Ontario’s plan to sell marijuana from government-operated stores would never fly in B.C., a local pot advocate said.
Vancouver’s Dana Larsen suggested a provincial government store could never compete with established and independent dispensaries in offering the same variety of products that consumers seek – such as different strains and edibles – and that the Ontario government won’t be able to open shops fast enough to keep pace with demand.
“Police raids aside, I don’t think this model of legalization competes at all with what current dispensaries can offer,” he told Postmedia from Toronto, where he was attending the Karma Cup cannabis competition and festival on Saturday.
“The only way that they’re going to eliminate dispensaries under this model is repeated raids and that will not turn all those customers towards the legal stores – some of them might – but a lot of them will simply return to the underground black market where they came from.”

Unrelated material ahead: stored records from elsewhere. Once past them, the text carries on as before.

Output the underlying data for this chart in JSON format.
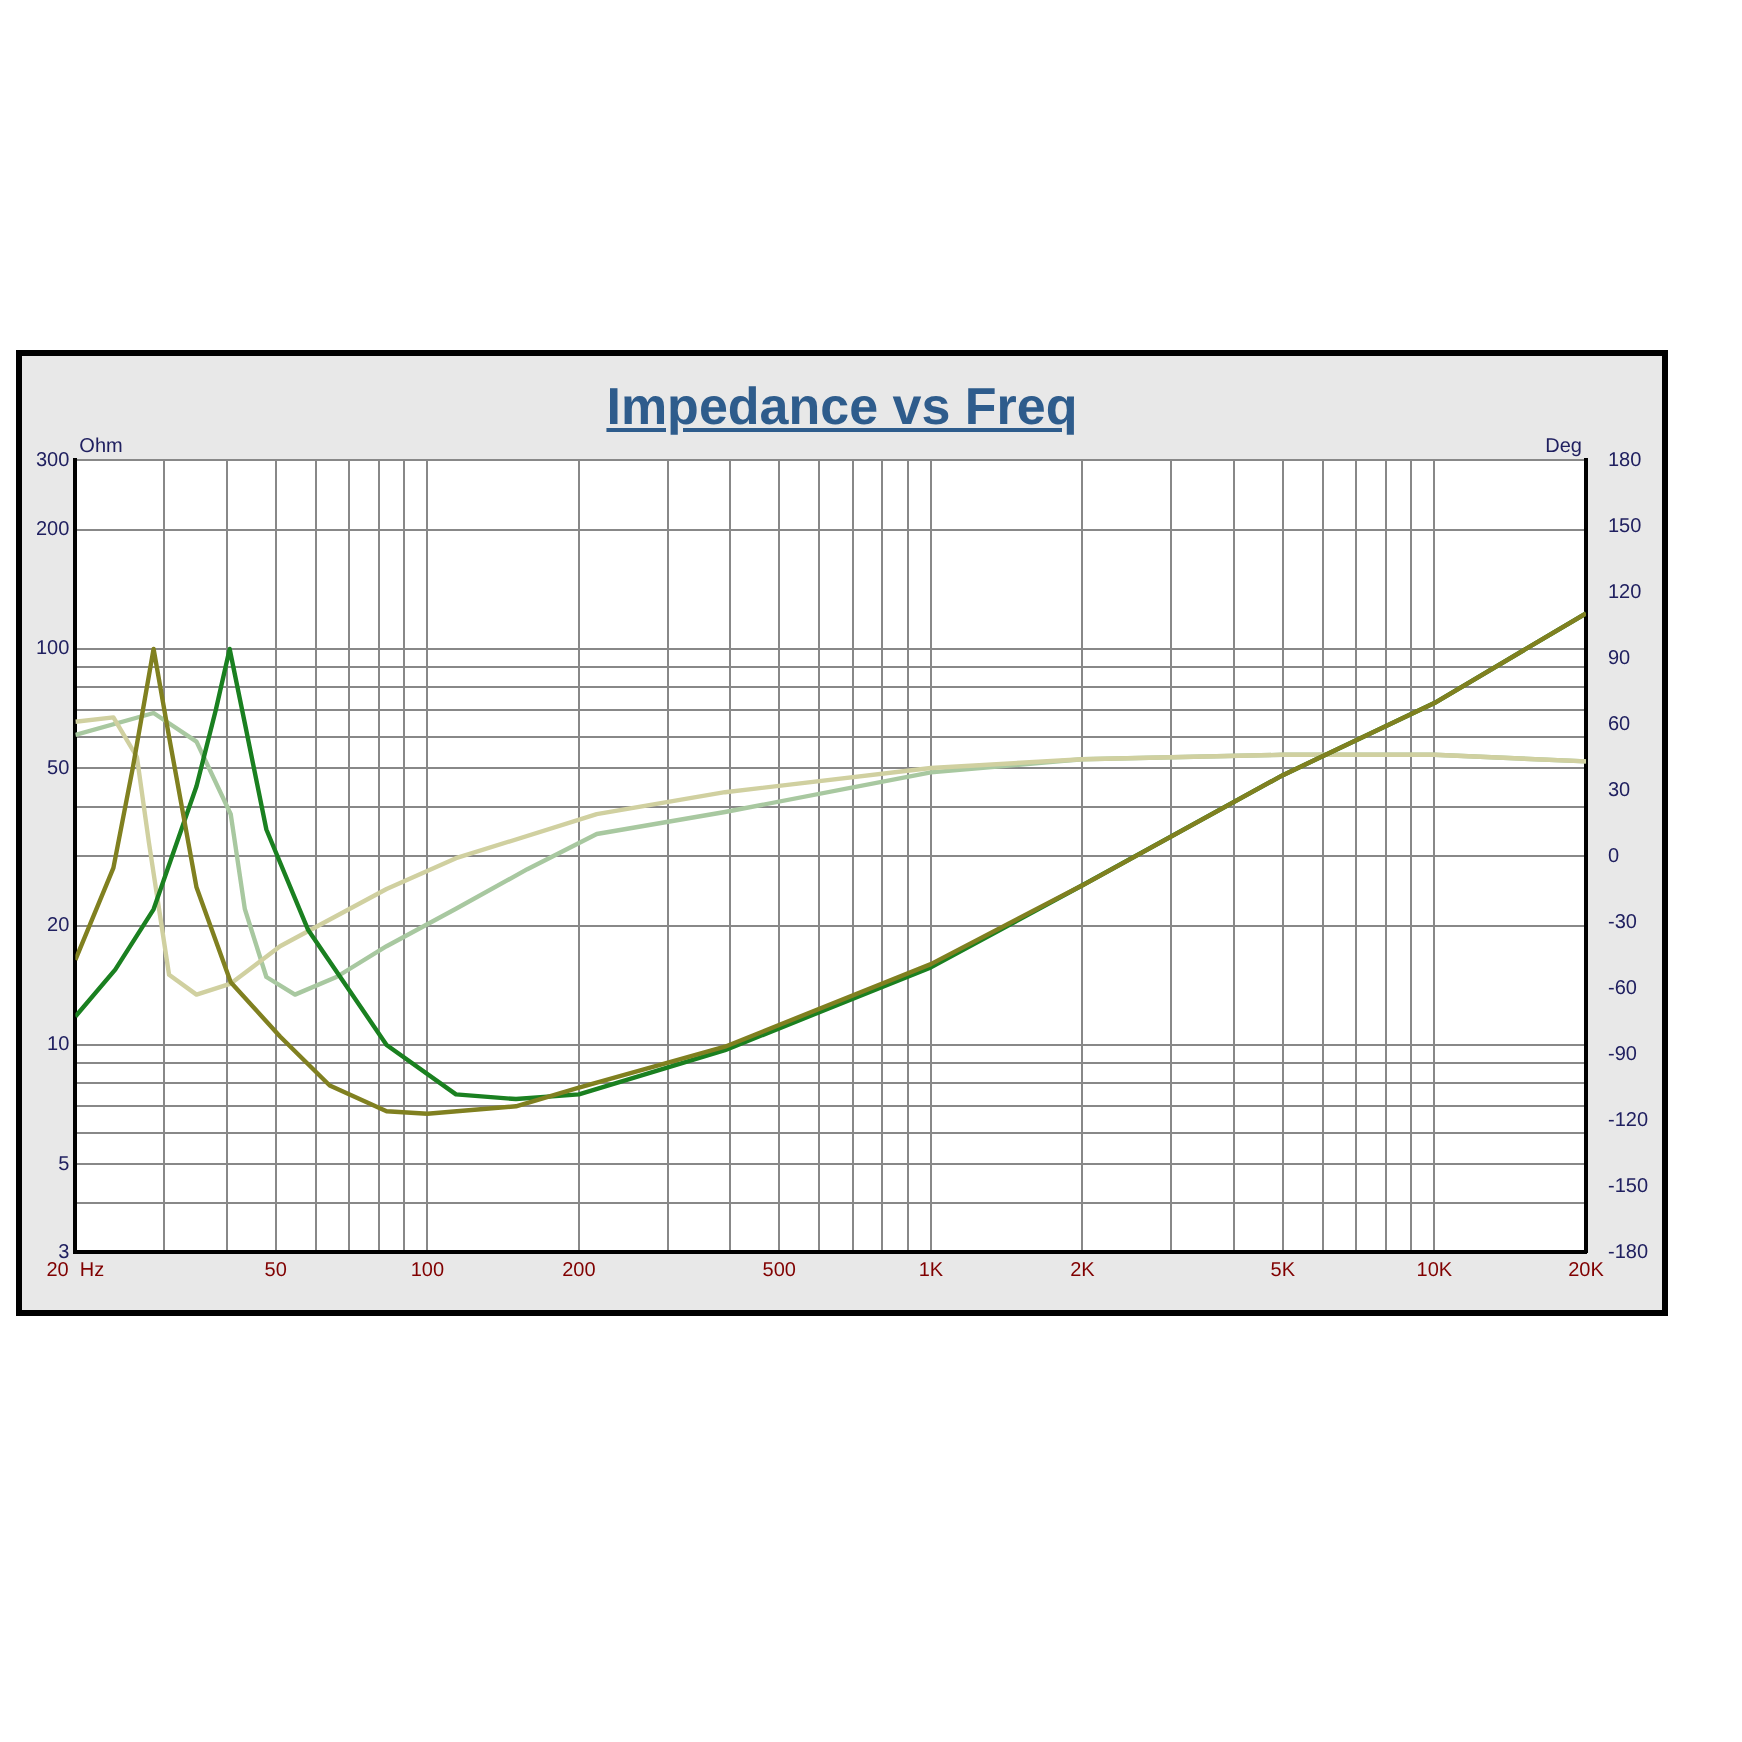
{
  "chart_data": {
    "type": "line",
    "title": "Impedance vs Freq",
    "ylabel": "Ohm",
    "y2label": "Deg",
    "log": "xy",
    "grid": true,
    "legend": false,
    "marker": "none",
    "line_style": "solid",
    "xlim": [
      20,
      20000
    ],
    "xticks": [
      {
        "value": 20,
        "label": "20  Hz"
      },
      {
        "value": 30,
        "label": null
      },
      {
        "value": 40,
        "label": null
      },
      {
        "value": 50,
        "label": "50"
      },
      {
        "value": 60,
        "label": null
      },
      {
        "value": 70,
        "label": null
      },
      {
        "value": 80,
        "label": null
      },
      {
        "value": 90,
        "label": null
      },
      {
        "value": 100,
        "label": "100"
      },
      {
        "value": 200,
        "label": "200"
      },
      {
        "value": 300,
        "label": null
      },
      {
        "value": 400,
        "label": null
      },
      {
        "value": 500,
        "label": "500"
      },
      {
        "value": 600,
        "label": null
      },
      {
        "value": 700,
        "label": null
      },
      {
        "value": 800,
        "label": null
      },
      {
        "value": 900,
        "label": null
      },
      {
        "value": 1000,
        "label": "1K"
      },
      {
        "value": 2000,
        "label": "2K"
      },
      {
        "value": 3000,
        "label": null
      },
      {
        "value": 4000,
        "label": null
      },
      {
        "value": 5000,
        "label": "5K"
      },
      {
        "value": 6000,
        "label": null
      },
      {
        "value": 7000,
        "label": null
      },
      {
        "value": 8000,
        "label": null
      },
      {
        "value": 9000,
        "label": null
      },
      {
        "value": 10000,
        "label": "10K"
      },
      {
        "value": 20000,
        "label": "20K"
      }
    ],
    "ylim": [
      3,
      300
    ],
    "yticks": [
      3,
      {
        "value": 4,
        "label": null
      },
      5,
      {
        "value": 6,
        "label": null
      },
      {
        "value": 7,
        "label": null
      },
      {
        "value": 8,
        "label": null
      },
      {
        "value": 9,
        "label": null
      },
      10,
      20,
      {
        "value": 30,
        "label": null
      },
      {
        "value": 40,
        "label": null
      },
      50,
      {
        "value": 60,
        "label": null
      },
      {
        "value": 70,
        "label": null
      },
      {
        "value": 80,
        "label": null
      },
      {
        "value": 90,
        "label": null
      },
      100,
      200,
      300
    ],
    "y2lim": [
      -180,
      180
    ],
    "y2ticks": [
      -180,
      -150,
      -120,
      -90,
      -60,
      -30,
      0,
      30,
      60,
      90,
      120,
      150,
      180
    ],
    "series": [
      {
        "color": "#808020",
        "x": [
          20,
          23.8,
          26,
          28.6,
          30.7,
          34.8,
          40.7,
          51,
          64,
          83,
          100,
          150,
          200,
          390,
          1000,
          2000,
          5000,
          10000,
          20000
        ],
        "values": [
          16.4,
          28,
          50,
          100,
          60,
          25,
          14.4,
          10.5,
          7.9,
          6.8,
          6.7,
          7,
          7.8,
          9.9,
          16,
          25.3,
          48,
          73,
          123
        ]
      },
      {
        "color": "#1a8020",
        "x": [
          20,
          24,
          28.6,
          34.8,
          38,
          40.5,
          43.4,
          47.9,
          58,
          83,
          114,
          150,
          200,
          390,
          1000,
          2000,
          5000,
          10000,
          20000
        ],
        "values": [
          11.8,
          15.5,
          22,
          45,
          70,
          100,
          65,
          35,
          19.5,
          10,
          7.5,
          7.3,
          7.5,
          9.7,
          15.7,
          25.3,
          48,
          73,
          123
        ]
      },
      {
        "axis": "y2",
        "color": "#d0d0a0",
        "x": [
          20,
          23.8,
          26.5,
          28,
          30.7,
          34.8,
          40.7,
          51,
          83,
          114,
          217,
          390,
          1000,
          2000,
          5000,
          10000,
          20000
        ],
        "values": [
          61,
          63,
          45,
          6,
          -54,
          -63,
          -58,
          -41,
          -15,
          -1,
          19,
          29,
          40,
          44,
          46,
          46,
          43
        ]
      },
      {
        "axis": "y2",
        "color": "#a8c8a0",
        "x": [
          20,
          28.6,
          34.8,
          40.7,
          43.4,
          47.9,
          54.6,
          66,
          83,
          114,
          158,
          217,
          390,
          1000,
          2000,
          5000,
          10000,
          20000
        ],
        "values": [
          55,
          65,
          52,
          19,
          -24,
          -55,
          -63,
          -55,
          -41,
          -24,
          -6,
          10,
          20,
          38,
          44,
          46,
          46,
          43
        ]
      }
    ]
  }
}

On Friday, the Ontario Liberal government announced its detailed plan to sell and distribute recreational marijuana in anticipation of the federal government’s legalization plans next summer. The province plans to set up as many as 150 dedicated store fronts across the province by 2020, with the shops being operated by the Liquor Control Board of Ontario.
Those looking to buy will be subject to the same regulations and restrictions that apply to alcohol purchase and consumption; buyers must be 19 or older and consumption is permitted only in private residences. The first 40 stores will be opened next summer, around the same time Ontario introduces online marijuana sales.